Notice that you put the variable name inside of the parenthesis of the command. I demonstrated how to use the console in the video, but I'll summarize it here. To see the results of using console.log() in your code, press the F12 key while viewing the page in your browser. This will open the Web Developer Tools window. This window is full of indespensible tools for web developers, and we'll be using it a lot in this course. No matter which browser you use (Chrome, Edge, FireFox) pressing F12 will open the web developer tools window. The window may look a little different, depending on which browser you use, but they all have the same basic features. I use Chrome in my classes, and I encourage my students to use Chrome as well. If you are using Chrome and you don't see the error message in the log, you may have to click on the 'errors' icon on the left side, then you should see the error message.

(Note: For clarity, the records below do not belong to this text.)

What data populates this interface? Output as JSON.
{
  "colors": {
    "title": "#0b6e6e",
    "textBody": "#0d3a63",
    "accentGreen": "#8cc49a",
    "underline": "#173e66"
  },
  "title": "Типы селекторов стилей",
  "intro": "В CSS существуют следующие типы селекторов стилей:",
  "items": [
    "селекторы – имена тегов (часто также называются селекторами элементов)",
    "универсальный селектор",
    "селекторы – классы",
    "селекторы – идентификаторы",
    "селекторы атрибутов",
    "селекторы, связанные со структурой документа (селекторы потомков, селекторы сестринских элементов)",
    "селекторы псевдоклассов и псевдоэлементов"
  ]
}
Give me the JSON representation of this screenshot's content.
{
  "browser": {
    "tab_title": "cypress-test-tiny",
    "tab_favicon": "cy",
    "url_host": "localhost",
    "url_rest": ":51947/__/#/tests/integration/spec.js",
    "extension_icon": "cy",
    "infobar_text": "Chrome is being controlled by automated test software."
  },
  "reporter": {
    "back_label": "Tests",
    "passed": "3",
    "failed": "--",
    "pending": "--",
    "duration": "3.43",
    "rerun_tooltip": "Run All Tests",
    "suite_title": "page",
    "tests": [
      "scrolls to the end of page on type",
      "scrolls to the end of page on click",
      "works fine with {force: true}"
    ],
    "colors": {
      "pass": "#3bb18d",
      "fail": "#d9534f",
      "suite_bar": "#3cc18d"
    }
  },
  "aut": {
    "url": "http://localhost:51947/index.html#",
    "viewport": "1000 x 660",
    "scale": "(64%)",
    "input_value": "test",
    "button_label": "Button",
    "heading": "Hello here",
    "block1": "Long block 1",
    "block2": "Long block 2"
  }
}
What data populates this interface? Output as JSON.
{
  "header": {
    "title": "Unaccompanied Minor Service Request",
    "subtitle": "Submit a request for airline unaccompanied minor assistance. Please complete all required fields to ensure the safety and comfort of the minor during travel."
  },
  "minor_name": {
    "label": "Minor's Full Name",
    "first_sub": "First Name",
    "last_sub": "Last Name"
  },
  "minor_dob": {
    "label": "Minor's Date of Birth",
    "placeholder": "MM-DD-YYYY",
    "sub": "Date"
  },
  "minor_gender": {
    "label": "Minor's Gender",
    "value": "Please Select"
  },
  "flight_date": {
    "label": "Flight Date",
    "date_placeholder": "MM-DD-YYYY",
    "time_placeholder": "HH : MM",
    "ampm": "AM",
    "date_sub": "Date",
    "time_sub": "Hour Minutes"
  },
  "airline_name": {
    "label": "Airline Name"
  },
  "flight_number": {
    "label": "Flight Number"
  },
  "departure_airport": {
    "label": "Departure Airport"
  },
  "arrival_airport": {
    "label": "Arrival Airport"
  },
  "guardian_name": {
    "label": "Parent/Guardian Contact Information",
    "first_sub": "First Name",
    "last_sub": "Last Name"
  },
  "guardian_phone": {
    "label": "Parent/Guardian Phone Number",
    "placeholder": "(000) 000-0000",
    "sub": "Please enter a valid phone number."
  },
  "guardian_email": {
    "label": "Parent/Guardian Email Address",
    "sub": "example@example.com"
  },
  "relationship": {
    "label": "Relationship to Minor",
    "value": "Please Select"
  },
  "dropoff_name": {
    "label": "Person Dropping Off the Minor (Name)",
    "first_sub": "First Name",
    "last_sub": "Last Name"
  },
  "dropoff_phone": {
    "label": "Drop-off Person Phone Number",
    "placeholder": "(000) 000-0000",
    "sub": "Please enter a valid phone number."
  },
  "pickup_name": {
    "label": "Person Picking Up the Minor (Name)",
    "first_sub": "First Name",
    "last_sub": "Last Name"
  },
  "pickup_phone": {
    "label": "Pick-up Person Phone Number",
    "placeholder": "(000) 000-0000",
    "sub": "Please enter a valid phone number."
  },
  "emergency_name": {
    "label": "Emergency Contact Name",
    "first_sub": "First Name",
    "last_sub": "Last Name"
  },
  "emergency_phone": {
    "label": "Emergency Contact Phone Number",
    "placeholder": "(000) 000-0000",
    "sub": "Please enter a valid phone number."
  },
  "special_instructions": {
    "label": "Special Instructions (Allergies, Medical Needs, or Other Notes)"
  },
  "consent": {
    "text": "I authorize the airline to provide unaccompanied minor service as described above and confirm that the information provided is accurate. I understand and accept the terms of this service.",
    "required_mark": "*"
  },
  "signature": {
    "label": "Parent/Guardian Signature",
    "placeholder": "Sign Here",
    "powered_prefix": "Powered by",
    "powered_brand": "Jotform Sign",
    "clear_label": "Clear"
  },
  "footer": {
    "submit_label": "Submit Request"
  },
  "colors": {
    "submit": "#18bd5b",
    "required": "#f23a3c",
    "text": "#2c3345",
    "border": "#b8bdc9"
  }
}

Once you open the window, make sure to select the 'Console' tab, and then refresh your web page (you can press F5 to refresh/reload the page). Then, as the browser executes your code, you'll see the results of your console.log commands. Depending on which version of Chrome you are using, you may have to click on the 'messages' icon on the left side to see the log messages. Most people who surf the web are not aware of the developer tools window, so they will never see the messages that appear. But programmers use it all the time to see the results of their code. We'll be making heavy use of the console in this class. When I instruct you to 'log' a variable, I mean that you should use the console.log command to print it's value in the console.